测试分析提取伪量化算子#

import tvm
from tvm import relay

测试伪量化卷积#

x = relay.var("x", shape=[1, 3, 224, 224], dtype="int8")
w = relay.var("w", shape=[16, 3, 5, 5], dtype="int8")
zero = relay.const(0)

op = relay.op.nn.conv2d(
    relay.qnn.op.dequantize(x, relay.const(2.0), zero),
    relay.qnn.op.dequantize(w, relay.const(0.5), zero),
    kernel_size=[5, 5],
)
op = relay.qnn.op.quantize(op, relay.const(1.0), zero, out_dtype="int8")

mod = tvm.IRModule.from_expr(op)
mod.show()
fake_quantized_op_freqs = relay.analysis.list_fake_quantized_op_freqs(mod)

assert dict(fake_quantized_op_freqs) == {"nn.conv2d": 1}
def @main(%x: Tensor[(1, 3, 224, 224), int8], %w: Tensor[(16, 3, 5, 5), int8]) {
  %0 = qnn.dequantize(%x, 2f, 0, out_dtype="float32");
  %1 = qnn.dequantize(%w, 0.5f, 0, out_dtype="float32");
  %2 = nn.conv2d(%0, %1, padding=[0, 0, 0, 0], kernel_size=[5, 5]);
  qnn.quantize(%2, 1f, 0, out_dtype="int8")
}

测试伪量化 dense#

x = relay.var("x", shape=[128, 64], dtype="int8")
w = relay.var("w", shape=[256, 64], dtype="int8")
zero = relay.const(0)

op = relay.op.nn.dense(
    relay.qnn.op.dequantize(x, relay.const(2.0), zero),
    relay.qnn.op.dequantize(w, relay.const(0.5), zero),
)
op = relay.qnn.op.quantize(op, relay.const(1.0), zero, out_dtype="int8")

mod = tvm.IRModule.from_expr(op)
mod.show()
fake_quantized_op_freqs = relay.analysis.list_fake_quantized_op_freqs(mod)

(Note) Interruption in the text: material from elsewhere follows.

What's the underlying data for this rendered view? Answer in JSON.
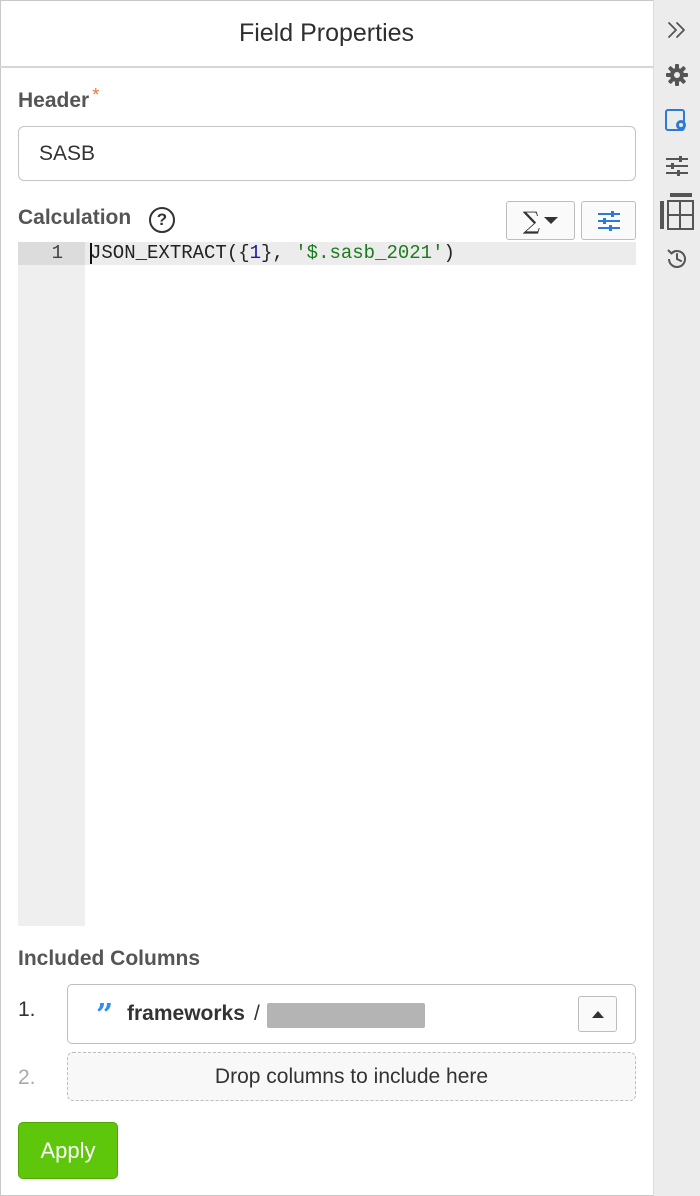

assert dict(fake_quantized_op_freqs) == {"nn.dense": 1}
def @main(%x: Tensor[(128, 64), int8], %w: Tensor[(256, 64), int8]) {
  %0 = qnn.dequantize(%x, 2f, 0, out_dtype="float32");
  %1 = qnn.dequantize(%w, 0.5f, 0, out_dtype="float32");
  %2 = nn.dense(%0, %1, units=None);
  qnn.quantize(%2, 1f, 0, out_dtype="int8")
}

测试伪量化多个区域#

x = relay.var("x", shape=[128, 64], dtype="int8")
w = relay.var("w", shape=[256, 64], dtype="int8")
zero = relay.const(0)

op = relay.op.nn.dense(
    relay.qnn.op.dequantize(x, relay.const(2.0), zero),
    relay.qnn.op.dequantize(w, relay.const(0.5), zero),
)
op = relay.qnn.op.quantize(op, relay.const(1.0), zero, out_dtype="int8")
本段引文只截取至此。